L’imposante meunerie de la Coop des Montérégiennes sera finalement démolie à partir de la mi-novembre, confirme le directeur général, Christian Massé.

Un pan d’histoire disparaîtra à Granby

Un pan d’histoire est sur le point de disparaître à Granby­. L’imposante meunerie de la Coop des Montérégiennes sera finalement démolie à partir de la mi-novembre, a confirmé mardi le directeur général de l’endroit, Christian Massé.

« Après plusieurs années d’attente, ça devrait se faire. Selon les démolisseurs, ça va être une des plus grosses (meuneries) de la province à être démolie », a souligné M. Massé.
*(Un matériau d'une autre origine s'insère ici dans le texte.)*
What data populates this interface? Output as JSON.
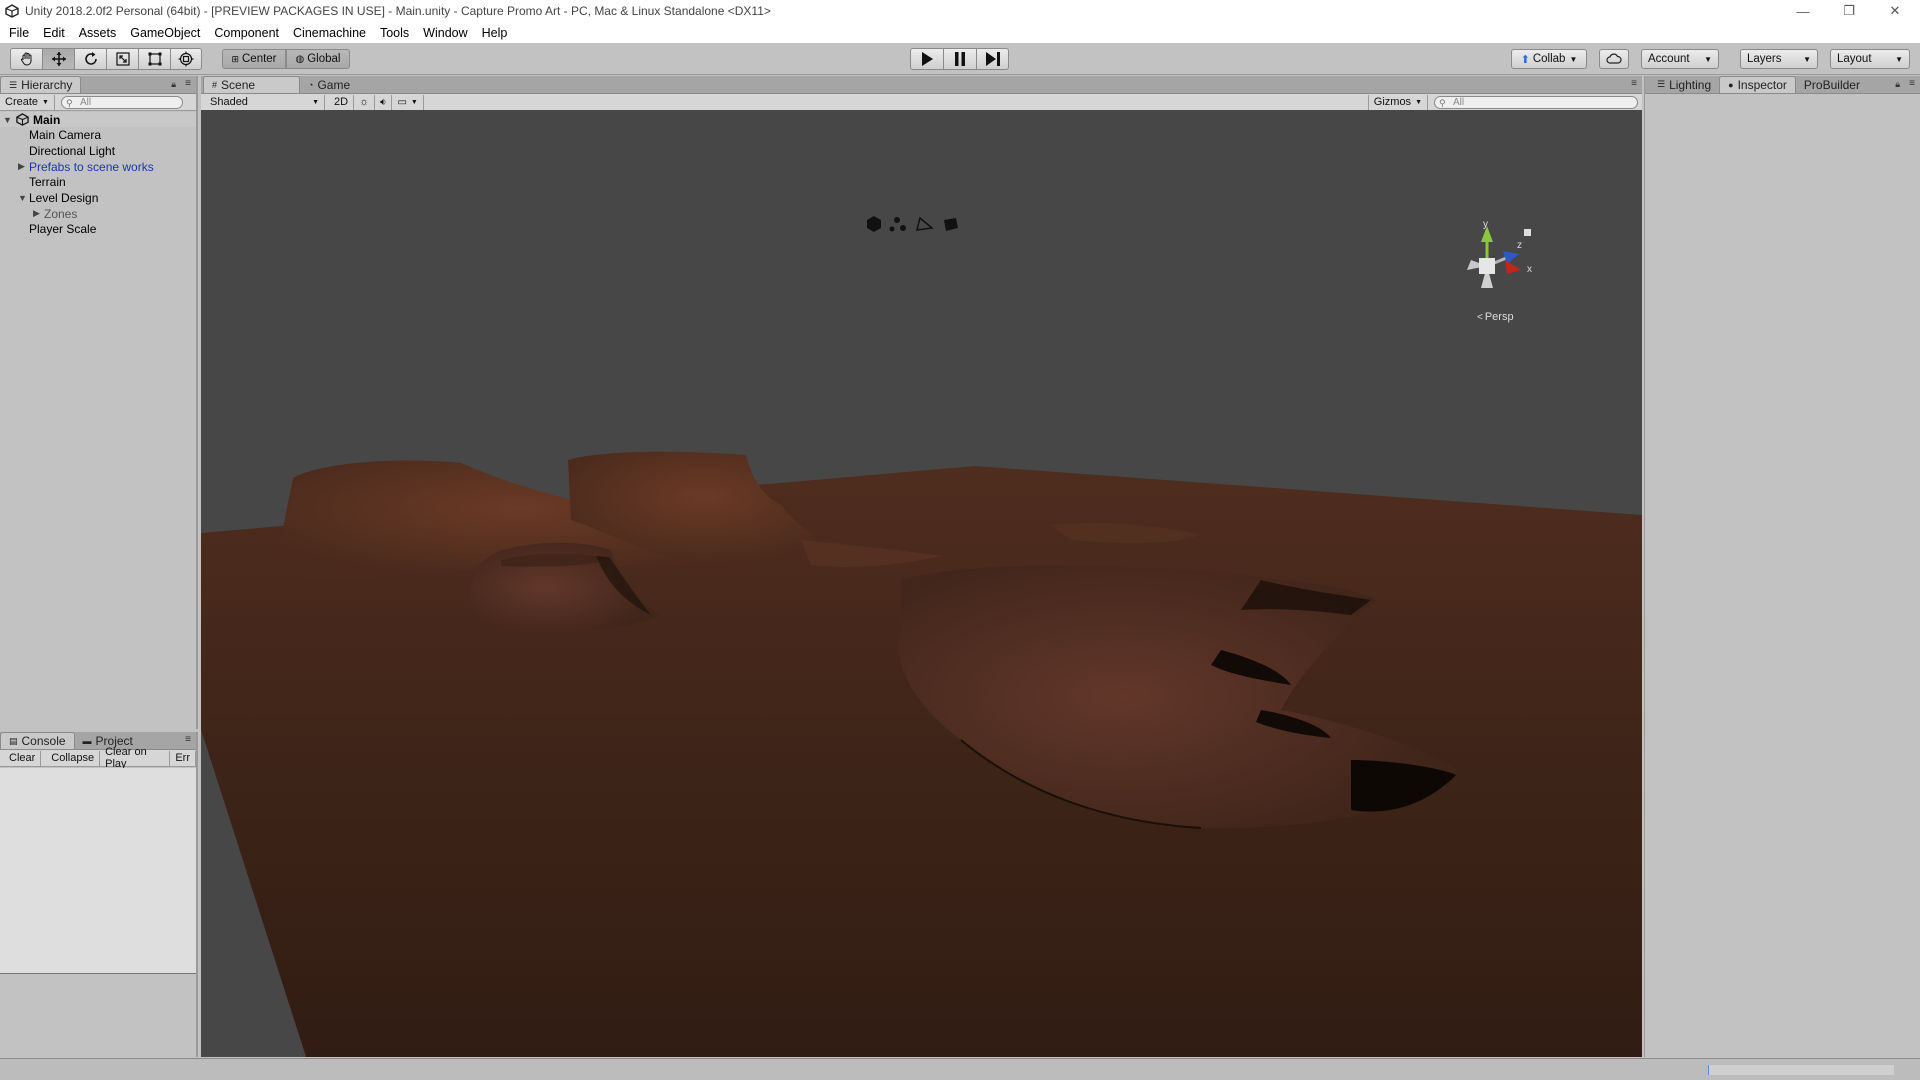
{
  "window": {
    "title": "Unity 2018.2.0f2 Personal (64bit) - [PREVIEW PACKAGES IN USE] - Main.unity - Capture Promo Art - PC, Mac & Linux Standalone <DX11>",
    "minimize": "—",
    "maximize": "❐",
    "close": "✕"
  },
  "menu": [
    "File",
    "Edit",
    "Assets",
    "GameObject",
    "Component",
    "Cinemachine",
    "Tools",
    "Window",
    "Help"
  ],
  "toolbar": {
    "tools": [
      "hand-tool",
      "move-tool",
      "rotate-tool",
      "scale-tool",
      "rect-tool",
      "transform-tool"
    ],
    "active_tool": "move-tool",
    "pivot_label": "Center",
    "space_label": "Global",
    "collab_label": "Collab",
    "account_label": "Account",
    "layers_label": "Layers",
    "layout_label": "Layout"
  },
  "hierarchy": {
    "tab_label": "Hierarchy",
    "create_label": "Create",
    "search_placeholder": "All",
    "scene_name": "Main",
    "items": [
      {
        "label": "Main Camera",
        "indent": 1,
        "arrow": "",
        "prefab": false
      },
      {
        "label": "Directional Light",
        "indent": 1,
        "arrow": "",
        "prefab": false
      },
      {
        "label": "Prefabs to scene works",
        "indent": 1,
        "arrow": "▶",
        "prefab": true
      },
      {
        "label": "Terrain",
        "indent": 1,
        "arrow": "",
        "prefab": false
      },
      {
        "label": "Level Design",
        "indent": 1,
        "arrow": "▼",
        "prefab": false
      },
      {
        "label": "Zones",
        "indent": 2,
        "arrow": "▶",
        "prefab": false,
        "dim": true
      },
      {
        "label": "Player Scale",
        "indent": 1,
        "arrow": "",
        "prefab": false
      }
    ]
  },
  "console": {
    "tabs": [
      "Console",
      "Project"
    ],
    "active_tab": "Console",
    "buttons": [
      "Clear",
      "Collapse",
      "Clear on Play",
      "Err"
    ]
  },
  "scene_view": {
    "tabs": [
      "Scene",
      "Game"
    ],
    "active_tab": "Scene",
    "draw_mode": "Shaded",
    "mode_2d": "2D",
    "gizmos_label": "Gizmos",
    "search_placeholder": "All",
    "persp_label": "Persp",
    "axis_labels": {
      "y": "y",
      "z": "z",
      "x": "x"
    }
  },
  "inspector": {
    "tabs": [
      "Lighting",
      "Inspector",
      "ProBuilder"
    ],
    "active_tab": "Inspector"
  },
  "colors": {
    "prefab_text": "#1a3aa8",
    "terrain": "#4a2a1e",
    "sky": "#474747"
  }
}
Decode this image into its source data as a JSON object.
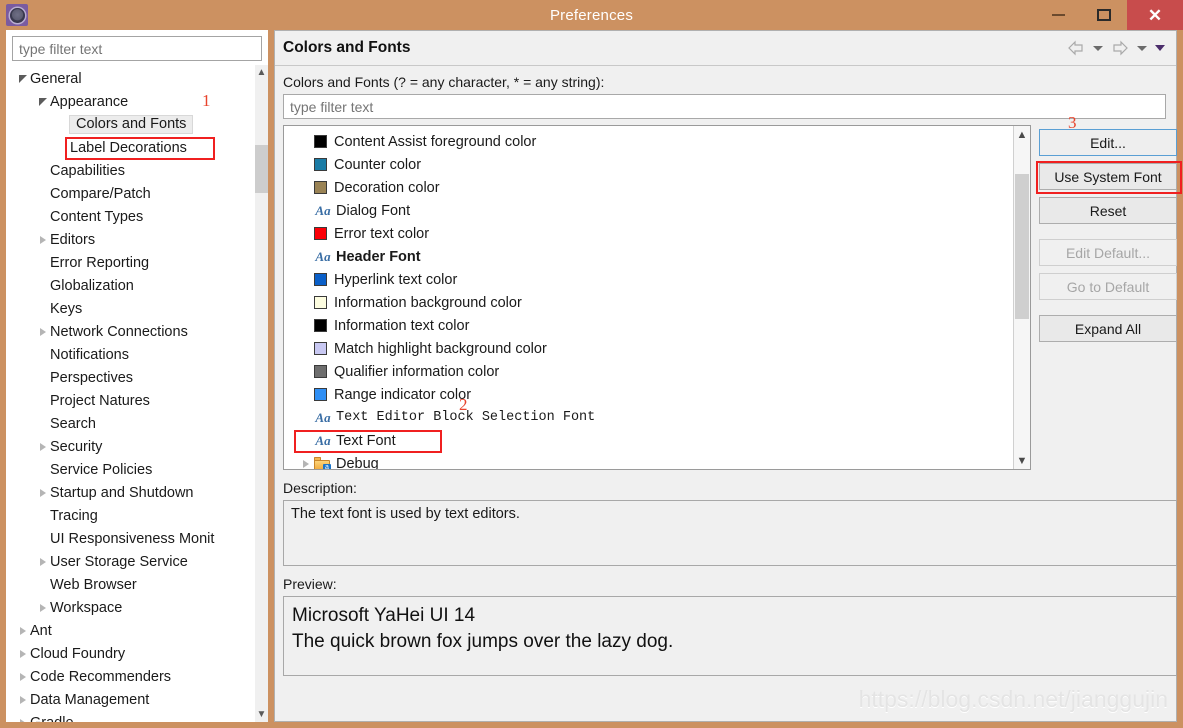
{
  "window": {
    "title": "Preferences",
    "app_icon": "gear-icon",
    "minimize_label": "–",
    "maximize_label": "☐",
    "close_label": "✕"
  },
  "sidebar": {
    "filter_placeholder": "type filter text",
    "filter_value": "",
    "items": [
      {
        "label": "General",
        "indent": 0,
        "twisty": "expanded"
      },
      {
        "label": "Appearance",
        "indent": 1,
        "twisty": "expanded"
      },
      {
        "label": "Colors and Fonts",
        "indent": 2,
        "twisty": "none",
        "selected": true
      },
      {
        "label": "Label Decorations",
        "indent": 2,
        "twisty": "none",
        "highlight": "red"
      },
      {
        "label": "Capabilities",
        "indent": 1,
        "twisty": "none"
      },
      {
        "label": "Compare/Patch",
        "indent": 1,
        "twisty": "none"
      },
      {
        "label": "Content Types",
        "indent": 1,
        "twisty": "none"
      },
      {
        "label": "Editors",
        "indent": 1,
        "twisty": "collapsed"
      },
      {
        "label": "Error Reporting",
        "indent": 1,
        "twisty": "none"
      },
      {
        "label": "Globalization",
        "indent": 1,
        "twisty": "none"
      },
      {
        "label": "Keys",
        "indent": 1,
        "twisty": "none"
      },
      {
        "label": "Network Connections",
        "indent": 1,
        "twisty": "collapsed"
      },
      {
        "label": "Notifications",
        "indent": 1,
        "twisty": "none"
      },
      {
        "label": "Perspectives",
        "indent": 1,
        "twisty": "none"
      },
      {
        "label": "Project Natures",
        "indent": 1,
        "twisty": "none"
      },
      {
        "label": "Search",
        "indent": 1,
        "twisty": "none"
      },
      {
        "label": "Security",
        "indent": 1,
        "twisty": "collapsed"
      },
      {
        "label": "Service Policies",
        "indent": 1,
        "twisty": "none"
      },
      {
        "label": "Startup and Shutdown",
        "indent": 1,
        "twisty": "collapsed"
      },
      {
        "label": "Tracing",
        "indent": 1,
        "twisty": "none"
      },
      {
        "label": "UI Responsiveness Monit",
        "indent": 1,
        "twisty": "none"
      },
      {
        "label": "User Storage Service",
        "indent": 1,
        "twisty": "collapsed"
      },
      {
        "label": "Web Browser",
        "indent": 1,
        "twisty": "none"
      },
      {
        "label": "Workspace",
        "indent": 1,
        "twisty": "collapsed"
      },
      {
        "label": "Ant",
        "indent": 0,
        "twisty": "collapsed"
      },
      {
        "label": "Cloud Foundry",
        "indent": 0,
        "twisty": "collapsed"
      },
      {
        "label": "Code Recommenders",
        "indent": 0,
        "twisty": "collapsed"
      },
      {
        "label": "Data Management",
        "indent": 0,
        "twisty": "collapsed"
      },
      {
        "label": "Gradle",
        "indent": 0,
        "twisty": "collapsed"
      }
    ]
  },
  "page": {
    "title": "Colors and Fonts",
    "filter_label": "Colors and Fonts (? = any character, * = any string):",
    "filter_placeholder": "type filter text",
    "filter_value": "",
    "nav": {
      "back_icon": "back-arrow-icon",
      "back_menu_icon": "chevron-down-icon",
      "forward_icon": "forward-arrow-icon",
      "forward_menu_icon": "chevron-down-icon",
      "overflow_menu_icon": "chevron-down-filled-icon"
    }
  },
  "color_list": [
    {
      "label": "Content Assist foreground color",
      "kind": "color",
      "color": "#000000"
    },
    {
      "label": "Counter color",
      "kind": "color",
      "color": "#1a7ba5"
    },
    {
      "label": "Decoration color",
      "kind": "color",
      "color": "#9a8355"
    },
    {
      "label": "Dialog Font",
      "kind": "font",
      "icon": "Aa"
    },
    {
      "label": "Error text color",
      "kind": "color",
      "color": "#fb0007"
    },
    {
      "label": "Header Font",
      "kind": "font",
      "icon": "Aa",
      "style": "bold"
    },
    {
      "label": "Hyperlink text color",
      "kind": "color",
      "color": "#0a5fc8"
    },
    {
      "label": "Information background color",
      "kind": "color",
      "color": "#fdfde0"
    },
    {
      "label": "Information text color",
      "kind": "color",
      "color": "#000000"
    },
    {
      "label": "Match highlight background color",
      "kind": "color",
      "color": "#c8c8f2"
    },
    {
      "label": "Qualifier information color",
      "kind": "color",
      "color": "#6e6e6e"
    },
    {
      "label": "Range indicator color",
      "kind": "color",
      "color": "#2f8ff5"
    },
    {
      "label": "Text Editor Block Selection Font",
      "kind": "font",
      "icon": "Aa",
      "style": "mono",
      "marker": "2"
    },
    {
      "label": "Text Font",
      "kind": "font",
      "icon": "Aa",
      "highlight": "red"
    },
    {
      "label": "Debug",
      "kind": "folder",
      "twisty": "collapsed"
    }
  ],
  "buttons": [
    {
      "label": "Edit...",
      "state": "focused",
      "marker": "3"
    },
    {
      "label": "Use System Font",
      "state": "normal",
      "highlight": "red"
    },
    {
      "label": "Reset",
      "state": "normal"
    },
    {
      "label": "Edit Default...",
      "state": "disabled",
      "gap": true
    },
    {
      "label": "Go to Default",
      "state": "disabled"
    },
    {
      "label": "Expand All",
      "state": "normal",
      "gap": true
    }
  ],
  "description": {
    "label": "Description:",
    "text": "The text font is used by text editors."
  },
  "preview": {
    "label": "Preview:",
    "line1": "Microsoft YaHei UI 14",
    "line2": "The quick brown fox jumps over the lazy dog."
  },
  "watermark": "https://blog.csdn.net/jianggujin",
  "annotations": {
    "one": "1",
    "two": "2",
    "three": "3"
  },
  "colors": {
    "titlebar": "#cc9161",
    "close_button": "#c84c4c",
    "annotation_red": "#f02020",
    "focus_blue": "#5a9fd4"
  }
}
Le projet est dans l’air depuis 2012, mais il n’avait pas pu se concrétiser pour différentes raisons, entre autres parce que Rogers Communications a une antenne sur l’ancienne meunerie. Une entente est sur le point d’être signée, au terme de longues négociations, afin que Rogers branche une antenne ailleurs et que la Coop des Montérégiennes puisse procéder à ses travaux, souligne M. Massé.

La Coop a aussi envisagé durant un temps de construire une quincaillerie rue Principale à Granby, mais ce projet est désormais sur la glace pour une période indéterminée. En septembre dernier, la coopérative a plutôt annoncé s’être portée acquéreur de la quincaillerie Home Hardware Surplus Malouin de la rue Saint-Jude Sud à Granby. Elle l’exploite sous la bannière­ BMR. 

Chose certaine, le siège social de la Coop des Montérégiennes demeurera rue Sainte-Thérèse, à deux pas des installations de la meunerie. Une usine d’engrais minéraux y avait aussi pignon sur rue, mais elle a récemment été démolie. La Ville de Granby a accordé les permis nécessaires à ces travaux. 

Pour l’heure, le conseil d’administration de la Coop n’a pas encore statué sur l’utilisation future du vaste terrain — situé au centre-ville, dans le même quadrilatère que les Aliments Ultima — qui sera créé par la disparition des deux installations agricoles, note Christian Massé. 

Souvenirs

La démolition de la meunerie s’est imposée en 2012, lorsqu’elle a officiellement cessé ses activités après un demi-siècle à cet endroit. Donner une seconde vie au bâtiment n’était pas une des options envisagées.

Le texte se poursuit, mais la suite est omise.